A.K. Ramanujan in his essay ‘Three Hundred Ramayanas: Five Examples and Three Thoughts on Translation’ wrote –“How many Ramayanas? Three hundred ? Three thousand ? At the end of some Ramayana, a question sometimes asked: How many Ramayana have there been? He explains later in the essay that, “The number of Ramayanas and the range of their influence in South and Southeast Asia over the past twenty‐five hundred years or more are astonishing. Just a list of languages in which the Rama story is found makes one gasp: Annamese, Balinese, Bengali, Cambodian, Chinese, Gujarati, Javanese, Kannada, Kashmiri, Khotanese, Laotian, Malaysian, Marathi, Oriya, Prakrit, Sanskrit, Santali, Sinhalese, Tamil, Telugu, Thai, Tibetan… Sanskrit alone contains some twenty‐five or more tellings belonging to various narrative genres.”
Ramayana has a greater value in Indian culture and lifestyle. The heroic and divine characters are not only worshipped but impersonated in daily life. It is the reason that many thinkers since ages have been coming with various interpretations of Ramayana, the grand narrative originally written by Valimiki. Sayantan Gupta’s book, The Flames Burnt Dark, The Tale of The Aryasura, is an approach in this tradition. He has attempted to give a different insight over the stories of Ramayana. It is a work of fiction, a retelling of stories in a scientific and humanistic way.

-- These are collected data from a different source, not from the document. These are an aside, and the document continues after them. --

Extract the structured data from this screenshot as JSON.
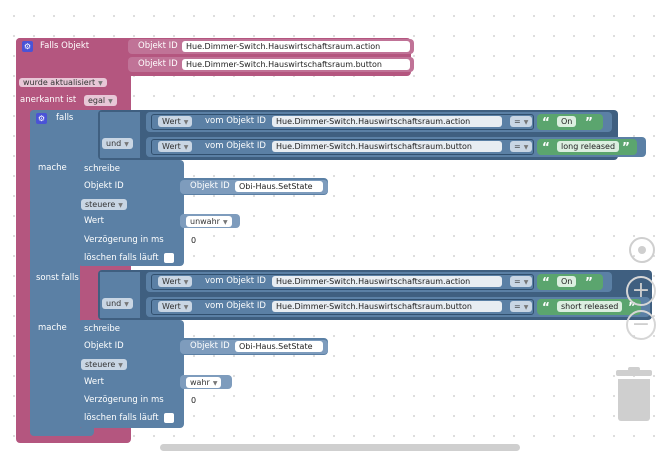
{
  "trigger": {
    "title": "Falls Objekt",
    "objekt_id_label": "Objekt ID",
    "object_ids": [
      "Hue.Dimmer-Switch.Hauswirtschaftsraum.action",
      "Hue.Dimmer-Switch.Hauswirtschaftsraum.button"
    ],
    "wurde_label": "wurde aktualisiert",
    "anerkannt_label": "anerkannt ist",
    "anerkannt_value": "egal"
  },
  "if1": {
    "falls_label": "falls",
    "und_label": "und",
    "cond": [
      {
        "wert": "Wert",
        "vom": "vom Objekt ID",
        "id": "Hue.Dimmer-Switch.Hauswirtschaftsraum.action",
        "op": "=",
        "value": "On"
      },
      {
        "wert": "Wert",
        "vom": "vom Objekt ID",
        "id": "Hue.Dimmer-Switch.Hauswirtschaftsraum.button",
        "op": "=",
        "value": "long released"
      }
    ],
    "mache_label": "mache",
    "sorst_label": "sonst falls",
    "action1": {
      "schreibe": "schreibe",
      "objekt_id": "Objekt ID",
      "objekt_id_field": "Objekt ID",
      "target": "Obi-Haus.SetState",
      "steuere": "steuere",
      "wert": "Wert",
      "wert_value": "unwahr",
      "verz": "Verzögerung in ms",
      "verz_value": "0",
      "loeschen": "löschen falls läuft"
    },
    "action2": {
      "schreibe": "schreibe",
      "objekt_id": "Objekt ID",
      "objekt_id_field": "Objekt ID",
      "target": "Obi-Haus.SetState",
      "steuere": "steuere",
      "wert": "Wert",
      "wert_value": "wahr",
      "verz": "Verzögerung in ms",
      "verz_value": "0",
      "loeschen": "löschen falls läuft"
    },
    "cond2": [
      {
        "wert": "Wert",
        "vom": "vom Objekt ID",
        "id": "Hue.Dimmer-Switch.Hauswirtschaftsraum.action",
        "op": "=",
        "value": "On"
      },
      {
        "wert": "Wert",
        "vom": "vom Objekt ID",
        "id": "Hue.Dimmer-Switch.Hauswirtschaftsraum.button",
        "op": "=",
        "value": "short released"
      }
    ],
    "und2_label": "und"
  },
  "controls": {
    "center": "center-icon",
    "zoom_in": "+",
    "zoom_out": "−",
    "trash": "trash-icon"
  }
}
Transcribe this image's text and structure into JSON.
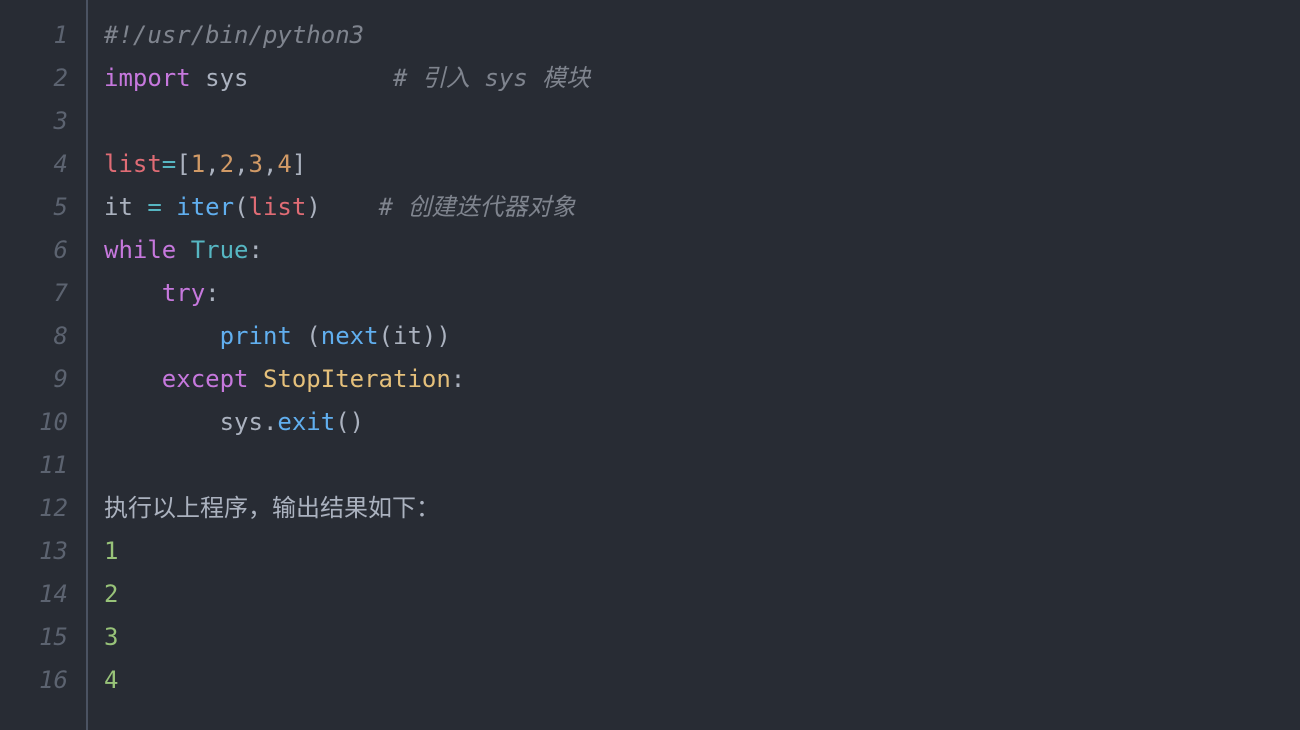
{
  "gutter": {
    "1": "1",
    "2": "2",
    "3": "3",
    "4": "4",
    "5": "5",
    "6": "6",
    "7": "7",
    "8": "8",
    "9": "9",
    "10": "10",
    "11": "11",
    "12": "12",
    "13": "13",
    "14": "14",
    "15": "15",
    "16": "16"
  },
  "t": {
    "shebang": "#!/usr/bin/python3",
    "import": "import",
    "sys": "sys",
    "c_import": "# 引入 sys 模块",
    "list": "list",
    "eq": "=",
    "lbr": "[",
    "n1": "1",
    "n2": "2",
    "n3": "3",
    "n4": "4",
    "comma": ",",
    "rbr": "]",
    "it": "it",
    "sp": " ",
    "iter": "iter",
    "lpar": "(",
    "rpar": ")",
    "c_iter": "# 创建迭代器对象",
    "while": "while",
    "true": "True",
    "colon": ":",
    "try": "try",
    "print": "print",
    "next": "next",
    "except": "except",
    "stopiter": "StopIteration",
    "dot": ".",
    "exit": "exit",
    "outlabel": "执行以上程序，输出结果如下：",
    "o1": "1",
    "o2": "2",
    "o3": "3",
    "o4": "4",
    "ind1": "    ",
    "ind2": "        "
  }
}
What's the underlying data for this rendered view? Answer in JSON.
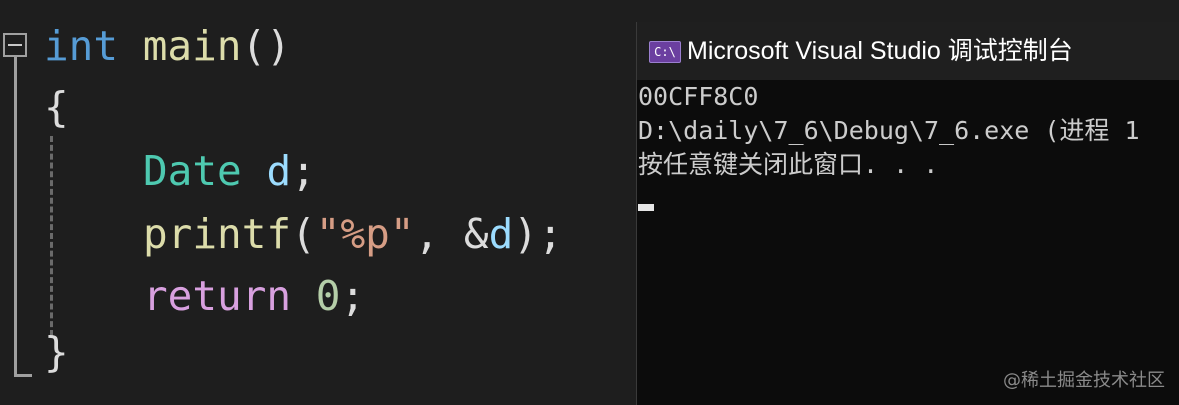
{
  "editor": {
    "line1": {
      "kw": "int",
      "fn": "main",
      "punc": "()"
    },
    "line2": {
      "brace": "{"
    },
    "line3": {
      "type": "Date",
      "var": "d",
      "punc": ";"
    },
    "line4": {
      "fn": "printf",
      "open": "(",
      "str": "\"%p\"",
      "comma": ",",
      "amp": "&",
      "var": "d",
      "close": ");"
    },
    "line5": {
      "kw": "return",
      "num": "0",
      "punc": ";"
    },
    "line6": {
      "brace": "}"
    }
  },
  "console": {
    "icon_label": "C:\\",
    "title": "Microsoft Visual Studio 调试控制台",
    "lines": [
      "00CFF8C0",
      "D:\\daily\\7_6\\Debug\\7_6.exe (进程 1",
      "按任意键关闭此窗口. . ."
    ]
  },
  "watermark": "@稀土掘金技术社区",
  "colors": {
    "keyword": "#569cd6",
    "function": "#dcdcaa",
    "type": "#4ec9b0",
    "variable": "#9cdcfe",
    "string": "#d69d85",
    "control": "#d8a0df",
    "number": "#b5cea8",
    "editor_bg": "#1e1e1e",
    "console_bg": "#0c0c0c"
  },
  "icons": {
    "collapse": "collapse-minus-icon",
    "console_app": "console-app-icon"
  }
}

Being a doctor, a gynaecologist to be specific, Sayantan Gupta is thus a man of science. Therefore, his scientific approach to the epic can be felt throughout the narrative. Writers with scientific background are made of scientific values and ethics; hence, they seek every answer through science. Unlike philosophers and poets they refuse to accept anything as supernatural, when the former enjoy beauty of mystery and miracles, the latter get consciously curious to resolve the mystery through scientific experiments. He carefully transforms all the supernatural events to the acts of human beings. In this book there is no place for gods, demons and supernatural elements. There are only human beings of different races as Aryans, Rakshas, Banaras and many others.

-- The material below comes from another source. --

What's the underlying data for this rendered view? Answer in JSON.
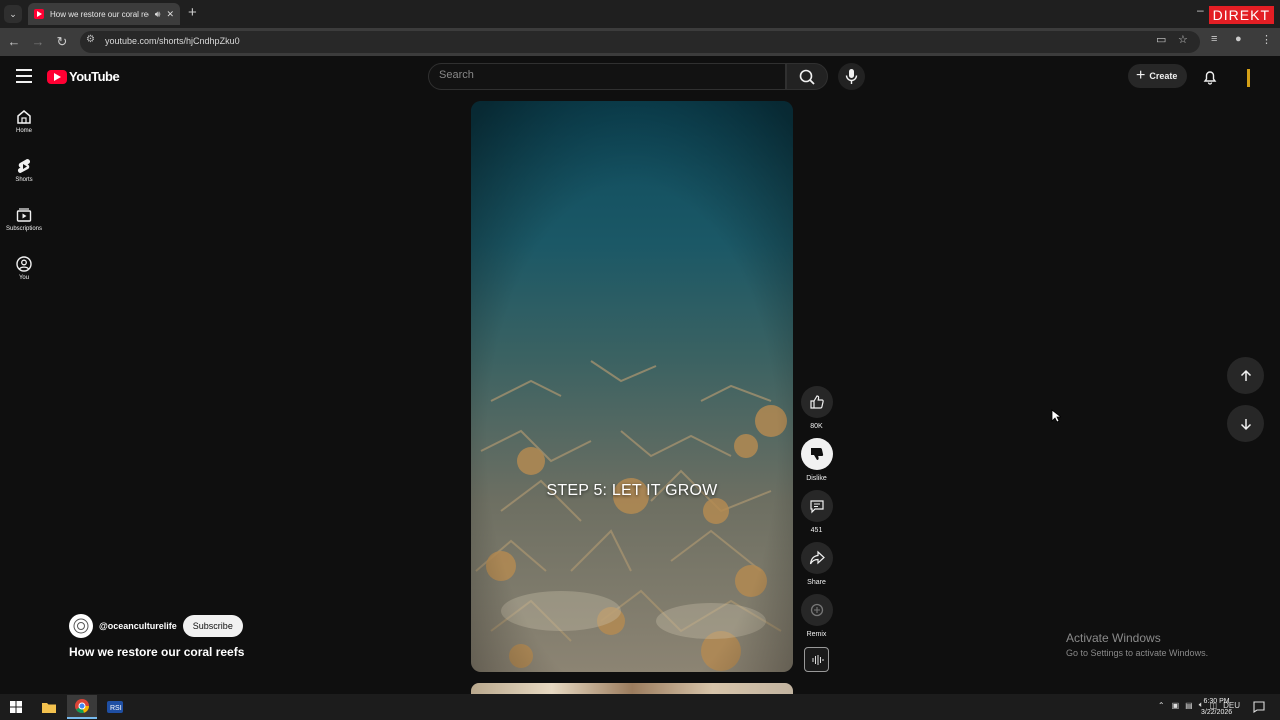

In this book neither Rama is presented as a god nor Ravana as the king of demons nor the battle fought between ‘Dharma and Adharma’. The combat is simply a struggle initiated by greed for attaining power and honour. But at the same time the novel does not degrade Rama and glorify Ravana, it treats them as merely human beings. They are humans belonging to different races and cultures both being fallible and sensitive, both are valorous and unmatched in the battle field and they both have their own valid reasons to fight for. They fight marvellously; victory and defeat are but just a matter of chance.
The book is divided in three parts as Book-l, Book – ll and Book -lll.
Book -l is entitled ‘The Saga of Rama’, which depicts the stories of Rama, his chivalry, the grand marriages of four handsome princes, and Rama’s first encounter with Rakshashas.
Book-ll, ‘The Saga of Ravana’ is about Ravana , his childhood, his transformation as the great Rakshasha king, his marriage and best among all his being a lover. Knowing Ravana as truly in love with Vedawati is a wonderful experience which we do not get often. Usually, Ravana is hated for many reasons but we cannot resist falling in love with ‘Ravana – the Lover’.
Book –lll, ‘The Saga of Lost Hope’, is stories of war and the downfall of the great Rakshasha regime.
One of most amazing element about the book is one would not get weary with it, no matter how familiar he/ she is with the stories. Curiosity thrives higher with the scientific explanations of all those miracles retold in epic. The episodes such as Hanuman’s reaching Lanka by leaping across the ocean and the resurrection of Ahalya ‘at the touch of Rama’ seem quite interesting and innovative in Sayantan Gupta’s version. The story of Ahalya is the most captivating one. There are many captivating dialogues in this book; one best among them is when Rama assailed Bali from behind for his selfish reason.
Bali’s last words to him turned him numb and all his charms fade away before the Banara king. He says, “You have struck me down in a manner typically Aryan. Even then I respect you…
Rama my light is fading. I pardon you for your cowardly act. May you succeed in your mission “, and Lakshman remarks with tearful eyes “Brother, as of today, you have become an ordinary man!”.
At last all I can say is this book is worth reading. It gives a new angle, a new vision, to understand humanity at large, irrespective of race, caste and creed. It is more about humanizing the Rakshasha and Devas. It attempts to admire both Rama and Ravana altogether, feel pity for them and being critical to both of them. In human form they feel more alike, as god and demon they stand at a distance, someone to be worshiped or to be hated.